Mrs Bradley replied on Monday.
“Under the early release scheme that formed part of the 1998 Belfast Agreement and was given legislative effect by the Northern Ireland (Sentences) Act 1998, qualifying prisoners may apply for early release (subject to certain conditions) after they have served two years in prison,” she wrote.
“Currently anyone convicted of Troubles-related scheduled offences and serving their sentence in Northern Ireland would be eligible to apply to the scheme.
“Release is on licence, such licence being subject to revocation for non-compliance with certain conditions – as has happened in a number of cases. When a licence is revoked an individual is liable to be returned to prison to serve out their original sentence.
“The provisions set out in the draft Northern Ireland (Stormont House Agreement) Bill, on which we recently consulted, would amend the Northern Ireland (Sentences) Act 1998 to extend this two-year accelerated release scheme for Troubles-related offences to those serving sentences in Great Britain.

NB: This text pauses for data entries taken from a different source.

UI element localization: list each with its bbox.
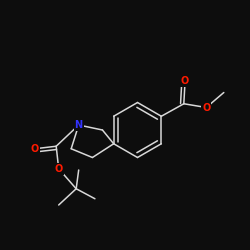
Text: N: N xyxy=(74,120,83,130)
Text: O: O xyxy=(31,144,39,154)
Text: O: O xyxy=(181,76,189,86)
Text: O: O xyxy=(202,102,210,113)
Text: O: O xyxy=(54,164,63,174)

“The Sentences Act does not cover offences committed before August 1973, so the draft Bill proposes to extend the early release scheme to cover the start of the Troubles (January 1968-August 1973).
“The Government has no intention to extend early release to offences committed after the date of the Belfast Agreement in April 1998. There is no proposal in the consultation to do this and the Government is not contemplating it.
“The legacy consultation concluded in October and we expect to finish our analysis of the 17,000 plus responses shortly. It is right we take the time to consider each response fully and I will set out the next steps in this process as soon as I can.”